The ADHD Story: Illnesses AND Diseases
Now let’s try to put these pieces together. ADHD, a few decades ago, was not very popular, at least not any more popular of a diagnosis than others in the diagnostics manuals. Let’s say that it was a quite strict diagnosis, and that people were given other labels if they didn’t quite fit the breadth and severity of old-ADHD. And let’s concede that this tightly-controlled population had a pretty high correlation to some sort of neurodivergent brain structure, that is to say they complied well with the biological explanation.
But now, ADHD is very popular, especially in terms of the subjective experience of illness. Many people resonate with this group of symptoms, far more so than other diagnostic categories and labels.
The first thing we see here is that ADHD has evolved. It has shifted from a top-down controlled “disease”, to something that many people feel really authentic about claiming as an illness.
So armed with these sophisticated ways of understanding disease and illness and subjectivity and biomedical objectivity… Perhaps a simple explanation for the growth of ADHD emerges, that it is in an expansion. The boundaries of what we legitimately experience as ADHD are growing. The kind of experiences that we once used to label in some other way, individuals all over the world are now finding it useful to label in this way. This argument lets us circumvent both the stories about OVERdiagnosing AND UNDERdiagnosing. We have entered a different landscape, where some ADHD cases are perhaps still connected to certain neurodivergent, and other ADHD-experiences are more rooted in a subjective illness experience.
But because of issues of legitimacy and validity, and the social and medical benefits of formal medical diagnosis, we are currently in a time of frenzy. Patients and doctors together are trying to catch up to a rapidly changing disease/illness. Perhaps it would have been more simple if the old-ADHD had stayed the same and some new word had been employed to talk about this subjective illness ADHD-experience, but this also would have served to elide the authentic overlapping of the disease and the illness. People who wish to protect what I am calling old-ADHD would like it purified of the illness-experience to more deeply legitimate those who pass the gates. And so on so forth, with arguments on all sides.
Conclusion
At Nightingale, we treat ADHD in this way: at a crossroads between illness and disease, and at a significant moment of evolutionary velocity, in which different patients, therapists, and doctors have different conceptions of what it is together.

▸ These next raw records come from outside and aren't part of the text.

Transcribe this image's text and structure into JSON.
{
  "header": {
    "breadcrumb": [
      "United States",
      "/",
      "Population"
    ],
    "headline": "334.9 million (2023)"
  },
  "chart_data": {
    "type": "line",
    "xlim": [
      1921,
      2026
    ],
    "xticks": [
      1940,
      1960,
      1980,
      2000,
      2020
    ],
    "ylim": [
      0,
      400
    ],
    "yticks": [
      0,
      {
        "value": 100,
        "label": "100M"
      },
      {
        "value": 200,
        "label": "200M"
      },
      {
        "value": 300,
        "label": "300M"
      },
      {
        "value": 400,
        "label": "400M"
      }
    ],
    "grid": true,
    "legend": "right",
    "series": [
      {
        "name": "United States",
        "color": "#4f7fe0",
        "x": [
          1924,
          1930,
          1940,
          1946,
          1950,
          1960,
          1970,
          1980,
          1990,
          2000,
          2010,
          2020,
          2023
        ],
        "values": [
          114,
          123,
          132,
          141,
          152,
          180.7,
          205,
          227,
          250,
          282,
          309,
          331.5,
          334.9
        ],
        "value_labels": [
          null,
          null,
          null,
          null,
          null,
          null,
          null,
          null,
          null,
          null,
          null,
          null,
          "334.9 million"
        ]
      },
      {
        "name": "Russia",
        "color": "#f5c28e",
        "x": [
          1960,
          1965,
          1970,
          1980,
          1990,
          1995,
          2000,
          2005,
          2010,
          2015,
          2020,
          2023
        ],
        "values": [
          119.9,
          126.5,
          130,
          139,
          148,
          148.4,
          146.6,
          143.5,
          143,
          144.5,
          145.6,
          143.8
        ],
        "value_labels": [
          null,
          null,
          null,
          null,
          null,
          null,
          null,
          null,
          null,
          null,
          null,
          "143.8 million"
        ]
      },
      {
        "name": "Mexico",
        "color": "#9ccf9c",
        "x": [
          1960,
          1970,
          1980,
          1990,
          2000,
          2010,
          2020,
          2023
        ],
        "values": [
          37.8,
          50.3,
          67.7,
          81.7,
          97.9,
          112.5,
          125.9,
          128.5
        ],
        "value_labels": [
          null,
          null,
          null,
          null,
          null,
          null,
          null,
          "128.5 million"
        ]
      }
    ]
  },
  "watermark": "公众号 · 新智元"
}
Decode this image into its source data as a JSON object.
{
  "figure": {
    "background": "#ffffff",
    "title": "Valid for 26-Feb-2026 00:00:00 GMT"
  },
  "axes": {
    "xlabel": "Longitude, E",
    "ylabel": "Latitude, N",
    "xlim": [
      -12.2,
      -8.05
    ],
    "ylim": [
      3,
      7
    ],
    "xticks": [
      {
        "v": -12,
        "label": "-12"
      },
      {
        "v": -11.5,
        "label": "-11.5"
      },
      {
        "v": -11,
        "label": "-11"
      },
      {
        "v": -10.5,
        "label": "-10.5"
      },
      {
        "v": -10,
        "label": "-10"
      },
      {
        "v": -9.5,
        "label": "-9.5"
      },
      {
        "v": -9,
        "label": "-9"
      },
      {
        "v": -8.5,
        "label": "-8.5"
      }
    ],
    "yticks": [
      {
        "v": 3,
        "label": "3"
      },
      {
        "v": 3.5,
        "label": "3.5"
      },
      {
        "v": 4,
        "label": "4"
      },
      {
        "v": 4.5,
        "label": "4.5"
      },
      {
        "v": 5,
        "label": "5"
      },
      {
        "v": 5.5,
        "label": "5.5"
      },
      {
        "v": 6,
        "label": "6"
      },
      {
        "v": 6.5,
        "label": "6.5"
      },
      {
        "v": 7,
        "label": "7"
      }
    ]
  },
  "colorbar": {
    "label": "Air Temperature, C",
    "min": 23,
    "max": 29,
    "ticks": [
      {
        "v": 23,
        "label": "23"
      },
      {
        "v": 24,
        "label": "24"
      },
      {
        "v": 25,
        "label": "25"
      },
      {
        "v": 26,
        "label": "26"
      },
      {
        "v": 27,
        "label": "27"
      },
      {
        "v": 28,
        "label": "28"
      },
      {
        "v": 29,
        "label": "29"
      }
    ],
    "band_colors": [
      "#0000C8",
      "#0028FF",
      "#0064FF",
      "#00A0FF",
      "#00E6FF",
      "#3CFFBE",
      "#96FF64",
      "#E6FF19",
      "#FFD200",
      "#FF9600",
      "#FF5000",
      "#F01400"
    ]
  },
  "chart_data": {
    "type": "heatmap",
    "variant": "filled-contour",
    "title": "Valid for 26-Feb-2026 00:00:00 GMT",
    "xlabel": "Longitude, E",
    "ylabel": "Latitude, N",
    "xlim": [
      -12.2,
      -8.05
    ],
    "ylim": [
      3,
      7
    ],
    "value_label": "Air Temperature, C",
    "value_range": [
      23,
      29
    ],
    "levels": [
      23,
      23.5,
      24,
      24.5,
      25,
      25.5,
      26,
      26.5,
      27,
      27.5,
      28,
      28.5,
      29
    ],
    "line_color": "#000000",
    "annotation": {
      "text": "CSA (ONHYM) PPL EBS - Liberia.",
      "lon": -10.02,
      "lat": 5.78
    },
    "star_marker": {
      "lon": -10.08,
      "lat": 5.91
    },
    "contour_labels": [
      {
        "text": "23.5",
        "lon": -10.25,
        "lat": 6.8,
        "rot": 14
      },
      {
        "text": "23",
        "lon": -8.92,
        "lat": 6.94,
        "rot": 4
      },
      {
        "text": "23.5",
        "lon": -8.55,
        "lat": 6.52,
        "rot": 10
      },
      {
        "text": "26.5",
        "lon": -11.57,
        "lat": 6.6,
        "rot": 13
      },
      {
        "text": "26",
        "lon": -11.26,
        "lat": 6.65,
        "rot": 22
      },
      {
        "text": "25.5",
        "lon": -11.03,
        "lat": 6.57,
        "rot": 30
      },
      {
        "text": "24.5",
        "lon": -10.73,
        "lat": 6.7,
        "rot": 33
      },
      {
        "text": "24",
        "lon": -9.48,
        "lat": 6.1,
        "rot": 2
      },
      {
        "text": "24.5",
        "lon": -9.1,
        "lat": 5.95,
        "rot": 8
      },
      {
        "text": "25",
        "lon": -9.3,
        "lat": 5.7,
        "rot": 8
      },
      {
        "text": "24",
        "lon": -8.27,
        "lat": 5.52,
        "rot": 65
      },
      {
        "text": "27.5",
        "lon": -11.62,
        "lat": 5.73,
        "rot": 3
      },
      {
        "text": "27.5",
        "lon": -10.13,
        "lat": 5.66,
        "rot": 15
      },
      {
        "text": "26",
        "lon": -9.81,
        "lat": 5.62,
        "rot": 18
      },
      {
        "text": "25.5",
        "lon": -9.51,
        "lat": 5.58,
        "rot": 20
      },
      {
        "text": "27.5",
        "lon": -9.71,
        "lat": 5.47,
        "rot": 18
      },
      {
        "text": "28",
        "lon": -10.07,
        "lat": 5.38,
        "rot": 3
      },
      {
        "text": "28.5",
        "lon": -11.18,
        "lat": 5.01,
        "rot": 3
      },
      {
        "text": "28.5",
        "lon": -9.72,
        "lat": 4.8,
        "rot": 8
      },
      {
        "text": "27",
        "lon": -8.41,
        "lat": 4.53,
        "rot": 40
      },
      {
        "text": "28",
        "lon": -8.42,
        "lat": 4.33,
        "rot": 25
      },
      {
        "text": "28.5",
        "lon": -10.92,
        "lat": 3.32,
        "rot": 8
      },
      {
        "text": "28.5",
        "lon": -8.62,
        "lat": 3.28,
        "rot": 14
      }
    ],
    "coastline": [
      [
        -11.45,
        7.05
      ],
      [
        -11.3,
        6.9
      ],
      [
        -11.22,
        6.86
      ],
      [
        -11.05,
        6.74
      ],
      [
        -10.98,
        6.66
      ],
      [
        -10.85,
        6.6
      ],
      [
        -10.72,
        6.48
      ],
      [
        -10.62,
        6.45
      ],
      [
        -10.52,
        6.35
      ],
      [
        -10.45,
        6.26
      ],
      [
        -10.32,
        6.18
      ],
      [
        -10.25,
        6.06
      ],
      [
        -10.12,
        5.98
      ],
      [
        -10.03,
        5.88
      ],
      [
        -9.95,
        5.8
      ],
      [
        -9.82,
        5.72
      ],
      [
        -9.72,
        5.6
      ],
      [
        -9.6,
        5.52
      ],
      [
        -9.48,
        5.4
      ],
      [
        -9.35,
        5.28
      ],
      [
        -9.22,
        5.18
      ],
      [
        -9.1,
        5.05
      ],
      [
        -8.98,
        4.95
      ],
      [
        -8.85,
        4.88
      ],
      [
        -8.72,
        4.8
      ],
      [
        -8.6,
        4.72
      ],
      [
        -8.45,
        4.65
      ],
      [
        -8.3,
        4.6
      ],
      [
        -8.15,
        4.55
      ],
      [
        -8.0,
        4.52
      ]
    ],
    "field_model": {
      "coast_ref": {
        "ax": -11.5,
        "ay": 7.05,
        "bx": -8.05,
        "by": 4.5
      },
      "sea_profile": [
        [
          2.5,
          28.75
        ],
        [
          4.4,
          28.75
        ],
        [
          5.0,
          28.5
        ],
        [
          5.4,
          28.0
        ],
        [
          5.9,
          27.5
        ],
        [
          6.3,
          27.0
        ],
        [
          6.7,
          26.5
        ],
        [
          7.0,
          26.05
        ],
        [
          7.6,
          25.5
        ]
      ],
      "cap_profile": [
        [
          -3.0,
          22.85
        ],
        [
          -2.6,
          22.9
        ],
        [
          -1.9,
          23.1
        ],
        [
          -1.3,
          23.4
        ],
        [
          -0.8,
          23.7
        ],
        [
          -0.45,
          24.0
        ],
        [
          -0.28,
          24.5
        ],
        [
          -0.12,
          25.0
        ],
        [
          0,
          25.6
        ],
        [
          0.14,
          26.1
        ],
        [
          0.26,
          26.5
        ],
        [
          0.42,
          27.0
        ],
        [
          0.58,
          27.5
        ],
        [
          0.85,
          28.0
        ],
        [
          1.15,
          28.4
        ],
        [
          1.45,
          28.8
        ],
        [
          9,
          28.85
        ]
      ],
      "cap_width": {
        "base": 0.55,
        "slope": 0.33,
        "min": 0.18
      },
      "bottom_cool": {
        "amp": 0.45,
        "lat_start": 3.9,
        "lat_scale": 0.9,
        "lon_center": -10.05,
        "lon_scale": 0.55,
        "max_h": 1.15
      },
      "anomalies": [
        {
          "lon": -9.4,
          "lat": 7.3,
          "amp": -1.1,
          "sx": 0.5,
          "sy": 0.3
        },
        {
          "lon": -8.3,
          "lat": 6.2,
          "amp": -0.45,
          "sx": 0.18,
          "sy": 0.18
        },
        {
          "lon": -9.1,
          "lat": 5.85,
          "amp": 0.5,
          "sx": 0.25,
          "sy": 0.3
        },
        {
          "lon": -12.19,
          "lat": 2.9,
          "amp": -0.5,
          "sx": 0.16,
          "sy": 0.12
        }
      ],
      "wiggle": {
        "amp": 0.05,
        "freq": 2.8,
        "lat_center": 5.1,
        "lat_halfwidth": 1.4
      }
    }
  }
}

ADHD is simply another way of organizing our life experience: our inner thoughts and feelings, our trajectories and our memories, our optimists and our pessimisms. And by providing a way to organize our life it also gives us pathways to improve it. Many people are stuck on whether or not the growth in ADHD is “real” or not, with politized arguments on both sides, but ultimately they are missing the most important point.
All subjectivities are valid. In therapy, thinking you have ADHD and organizing your life with an ADHD-label is good enough for us. We work from that position, and can help from that position. This obsession that so many people have with whether or not this persons illness or that persons illness, whether hers or his or mine, is connected to an underlying biological explanation has pretty marginal utility when it comes to an individual actually living a better life.
The biological diagnostics are pretty ambiguous, from my arms length experience, and they serve functions more of legitimating the diagnosis and providing access to medicine (which can be helpful to many) rather than serving a function of “proving” any sort of underlying neurodivergence. There is no brain scanning occurring in the everyday diagnosis of ADHD. So what people are really worried about isn’t the “truth” of the biological disease, but just the legitimacy and help and support that it confers. But we all deserve that whenever we feel unwell.